Uzbekistan Tells Its Pop Stars: Stay at Home
Uzbekistan’s unfortunate pop stars have been landed in hot water once again. This time it is for what they are getting up to outside the motherland. Namely, giving concerts.
State run arts association Uzbeknavo has in recent times suspended a slew of pop artists for supposedly violating national mores. On July 20, it announced it had revoked performing licenses from another three artists.
Sitora Farmonova, Sarvara Azimova and Komila Fazylova earned the sanction for performing overseas in violation of the terms of their license, according to an Uzbeknavo statement cited by news website uz24.uz.
What is unclear is whether the pop artists are being banned from performing overseas outright or whether what is bothering the authorities is that the singers are plying their trade in a way that somehow embarrasses their home country.
And what is it that is so shaming for Uzbekistan?
Uzbeknavo license department chief Olizhon Abukhakharov claimed that punished singers had been unable to gather crowds of 200-250 people at their performances, which he said “greatly harms the reputation of Uzbek pop art.”
“As a result of repeated recurrence of such cases, it was decided to deprive them of their licenses,” Abukhakharov was cited as saying by uz24.uz.
And yet none of this likely applies to Sitora Farmonova, who recently won gold at the popular KVN comedy tournament in Russia’s Kaliningrad region as part of a team representing Bishkek, Kyrgyzstan.
According to organizers, the tournament drew crowds of several thousand over a few days. A report by RFE/RL’s Kyrgyz service suggested it may have been Farmonova’s successes with the Kyrgyz team, rather than her failures, that piqued Uzbeknavo’s interest.
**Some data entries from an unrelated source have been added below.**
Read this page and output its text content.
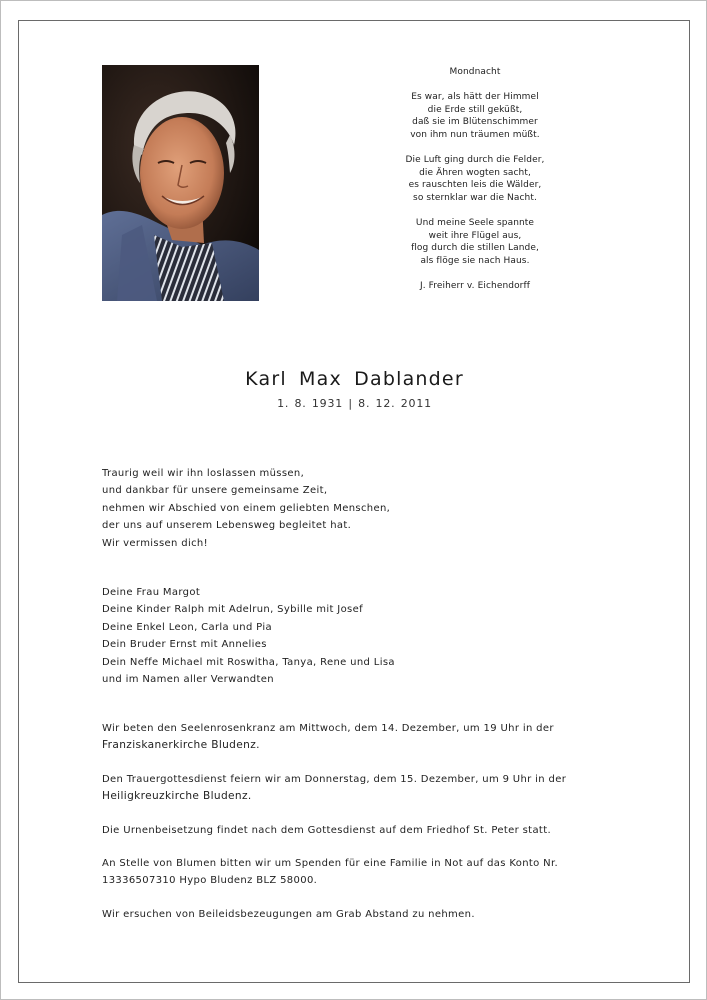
Mondnacht
Es war, als hätt der Himmel
die Erde still geküßt,
daß sie im Blütenschimmer
von ihm nun träumen müßt.
Die Luft ging durch die Felder,
die Ähren wogten sacht,
es rauschten leis die Wälder,
so sternklar war die Nacht.
Und meine Seele spannte
weit ihre Flügel aus,
flog durch die stillen Lande,
als flöge sie nach Haus.
J. Freiherr v. Eichendorff
Karl Max Dablander
1. 8. 1931 | 8. 12. 2011
Traurig weil wir ihn loslassen müssen,
und dankbar für unsere gemeinsame Zeit,
nehmen wir Abschied von einem geliebten Menschen,
der uns auf unserem Lebensweg begleitet hat.
Wir vermissen dich!
Deine Frau Margot
Deine Kinder Ralph mit Adelrun, Sybille mit Josef
Deine Enkel Leon, Carla und Pia
Dein Bruder Ernst mit Annelies
Dein Neffe Michael mit Roswitha, Tanya, Rene und Lisa
und im Namen aller Verwandten
Wir beten den Seelenrosenkranz am Mittwoch, dem 14. Dezember, um 19 Uhr in der
Franziskanerkirche Bludenz.
Den Trauergottesdienst feiern wir am Donnerstag, dem 15. Dezember, um 9 Uhr in der
Heiligkreuzkirche Bludenz.
Die Urnenbeisetzung findet nach dem Gottesdienst auf dem Friedhof St. Peter statt.
An Stelle von Blumen bitten wir um Spenden für eine Familie in Not auf das Konto Nr.
13336507310 Hypo Bludenz BLZ 58000.
Wir ersuchen von Beileidsbezeugungen am Grab Abstand zu nehmen.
“It is said that users of Uzbek segments of social networks considered that her words on stage ridiculed Uzbekistanis. Some citizens of Uzbekistan are also irritated that she is performing in a Kyrgyz KVN team,” the report noted
The last point is moot as Uzbekistan does not even field a team at KVN, a comedy competition with roots in the former Soviet Union that is shown at prime time on Russia’s first channel.
Azerbaijan and Kazakhstan both have teams in the contest, but Tashkent is loath to get involved in Russia-led jamborees. Uzbekistan is, in any event, generally more restrictive than either of those two authoritarian countries when it comes to the arts.
The success of Kyrgyz KVN team Asia Mix in the Supreme League of the competition has in turn been a good advertisement for Kyrgyzstan’s relatively more permissive approach to freedom of speech.
Among other things, the team’s jokes play on perceptions of Central Asian migrants in Russia — a topic that Uzbek President Islam Karimov appears to find a source of great humiliation for his economically hamstrung country.
A singer and actress in Uzbekistan, Farmonava shot to fame in Kyrgyzstan by playing the lead role in Obshaga (“Dormitory”), a partly US government-sponsored television series about life in a dormitory. The show tackled difficult themes such as inter-ethnic relations — Farmonava’s on-screen boyfriend was Kyrgyz.
Farmonova is now claiming implausibly that Uzbeknavo’s announcement is a misunderstanding and that her license is merely in need of extension.
It remains to be seen whether being censured in her homeland will blitz the career she has established in Kyrgyzstan.